How has technology impacted your spiritual engagement? Does your church have a digital church strategy?

[The article was written by valued site sponsor, 316 Networks.]

About the Author

Robert Coletti is an Account Manager at Piksel 316 Networks and is passionate about helping churches embrace digital technology. He's also a Christ Follower, jazz musician and chicken farmer. Connect with him on Twitter @rcoletti116 or @316Networks.

View all posts by

4 Comments on "The Typecast Church: Old-School, Tech-Junkie, or Digital Church?"

  1. Jeremy Smith February 17, 2014 at 5:22 pm · Reply

    I’ve experienced all three (raised in the first category, saw friends in the second, and attending one in the third) and will say that it is as much about having the staff on board to succeed in being a digital church as it is to have the congregation on board too. I’ve seen churches strive to be a digital church and have a congregation hold them back.

    Of course, I have seen churches that theoretically want to be a digital church but completely miss its mark because of time, money, effort, or any number of other reasons and completely squander the possibilities. It’s a tough situation that requires constant strategy evaluations at many points in the process.

    I’d love to hear your thoughts for the rural church of 100 or less and how they could move to a digital church without a budget but a heart to reach more?

    • Robert Coletti February 19, 2014 at 10:55 am · Reply

      Awesome comment. I agree 100% – the strategy is key.

      My first thought is to set aside the budget conversation until you have a strong strategy in place. Specifically, the Church needs to have a strong sense of identity, mission, and immediate and long-term goals. Critical questions are “who are we?”, “what are our goals?” and “who do we want to reach?” There is a huge difference in strategies for solely engaging current members vs. reaching more people in the community and even doing both. A clear goal needs to be set, followed by an actionable plan, then backed by a budget.

      One mistake many Churches make is taking a piece-meal approach. They will go to one place for their apps, another for their streaming, somewhere else for on demand video. Having a vendor for every different piece of the puzzle makes the process less organized, creates work for the Church, and in the long run, ends up costing more. I’d also recommend to not be misled by the high cost of ‘FREE’! The most cost-effective approach is going to a vendor that can provide a “one-stop shop” with everything that the Church needs to fulfill their strategy.

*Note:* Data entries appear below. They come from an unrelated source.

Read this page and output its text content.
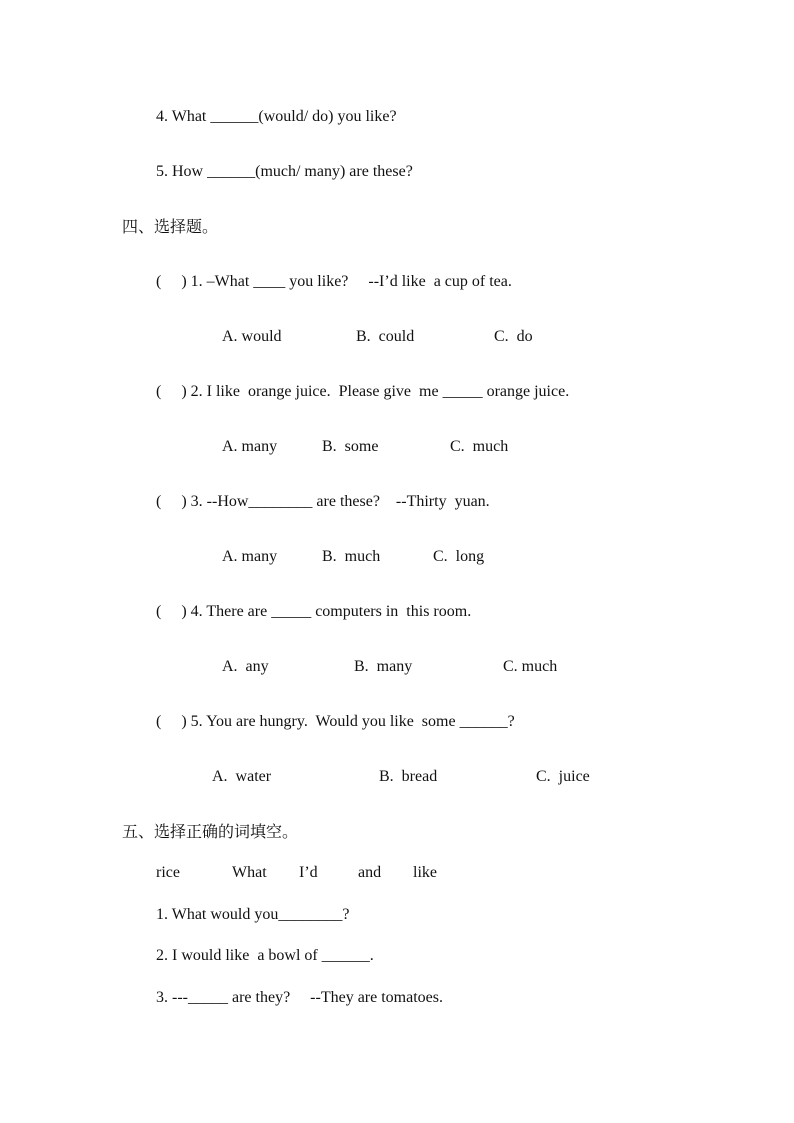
4. What ______(would/ do) you like?
5. How ______(much/ many) are these?
四、选择题。
(     ) 1. –What ____ you like?     --I’d like  a cup of tea.
A. would	B.  could	C.  do
(     ) 2. I like  orange juice.  Please give  me _____ orange juice.
A. many	B.  some	C.  much
(     ) 3. --How________ are these?    --Thirty  yuan.
A. many	B.  much	C.  long
(     ) 4. There are _____ computers in  this room.
A.  any	B.  many	C. much
(     ) 5. You are hungry.  Would you like  some ______?
A.  water	B.  bread	C.  juice
五、选择正确的词填空。
rice	What I’d	and like
1. What would you________?
2. I would like  a bowl of ______.
3. ---_____ are they?     --They are tomatoes.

      It is also important for Churches to acknowledge that they should be the masters of the Message, rather than being experts in digital media technology. When the Church tries to take on this task, its money, effort, and time are misused. That’s why companies like Piksel 316Networks exists – to provide Pastors and Church leaders with technology solutions and with the educated consultation to go along with it.

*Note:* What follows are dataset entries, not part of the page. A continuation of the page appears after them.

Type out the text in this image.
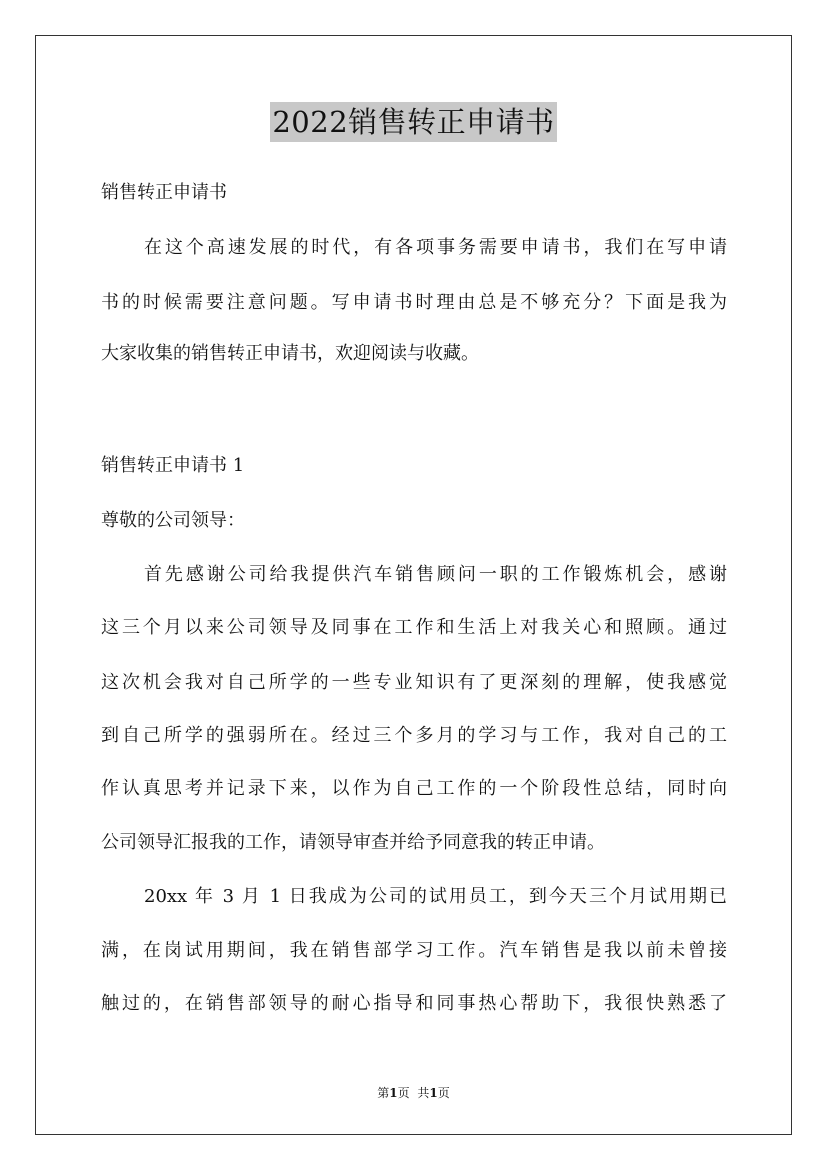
2022销售转正申请书
销售转正申请书
在这个高速发展的时代，有各项事务需要申请书，我们在写申请
书的时候需要注意问题。写申请书时理由总是不够充分？下面是我为
大家收集的销售转正申请书，欢迎阅读与收藏。
销售转正申请书 1
尊敬的公司领导：
首先感谢公司给我提供汽车销售顾问一职的工作锻炼机会，感谢
这三个月以来公司领导及同事在工作和生活上对我关心和照顾。通过
这次机会我对自己所学的一些专业知识有了更深刻的理解，使我感觉
到自己所学的强弱所在。经过三个多月的学习与工作，我对自己的工
作认真思考并记录下来，以作为自己工作的一个阶段性总结，同时向
公司领导汇报我的工作，请领导审查并给予同意我的转正申请。
20xx 年 3 月 1 日我成为公司的试用员工，到今天三个月试用期已
满，在岗试用期间，我在销售部学习工作。汽车销售是我以前未曾接
触过的，在销售部领导的耐心指导和同事热心帮助下，我很快熟悉了
第1页 共1页
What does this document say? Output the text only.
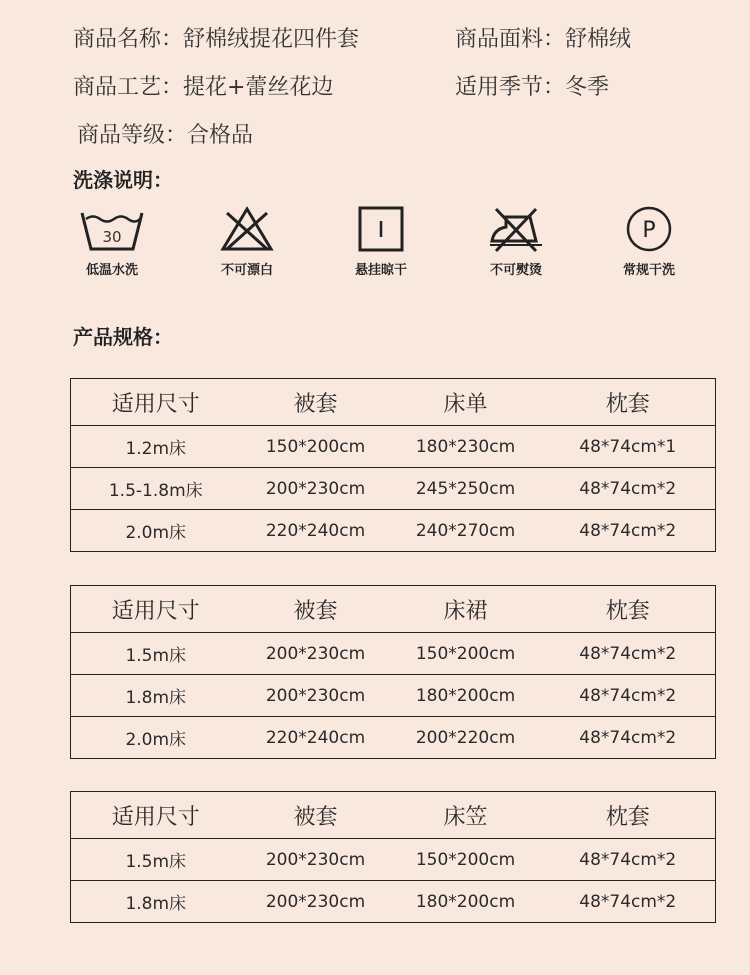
商品名称：舒棉绒提花四件套	商品面料：舒棉绒
商品工艺：提花+蕾丝花边	适用季节：冬季
商品等级：合格品
洗涤说明：
30
低温水洗	不可漂白	悬挂晾干	不可熨烫
P
常规干洗
产品规格：
适用尺寸	被套	床单	枕套
1.2m床	150*200cm	180*230cm	48*74cm*1
1.5-1.8m床	200*230cm	245*250cm	48*74cm*2
2.0m床	220*240cm	240*270cm	48*74cm*2
适用尺寸	被套	床裙	枕套
1.5m床	200*230cm	150*200cm	48*74cm*2
1.8m床	200*230cm	180*200cm	48*74cm*2
2.0m床	220*240cm	200*220cm	48*74cm*2
适用尺寸	被套	床笠	枕套
1.5m床	200*230cm	150*200cm	48*74cm*2
1.8m床	200*230cm	180*200cm	48*74cm*2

  2. Brenda February 22, 2014 at 9:58 pm · Reply

    Awesome article and so on point!! Currently in the Tech-Junkie mode but heading to the Digital Church as God leads and guides me to help our church understand and embrace technology!! Love 316 and the way they deliver the message of the gospel..we went from no real technology landscape to a more involved and engaged technology ministry with a long way to go but with a God leading we will get there. We have conversations about technology that we would of never had 3 years ago. It is a true blessing to be serving God in capacity as a technology and social media ministry leader. A headache at times but when you walking in your purpose you already know that God planted you and equipped you for the battle!!! I Will definitely be sharing this article with my ministry and the youth that I mentor via the technology ministry. Showing them how to use technology for Gods purpose and not mans twisted vision of why we have technology…thanks again for all you that you do to spread the gospel of Jesus Christ, looking forward to the day when a ministry such as 316 will be available to our congregation…

    • Lauren Hunter February 23, 2014 at 11:18 am · Reply

      Brenda, thanks for sharing! Appreciate your heart for ministry!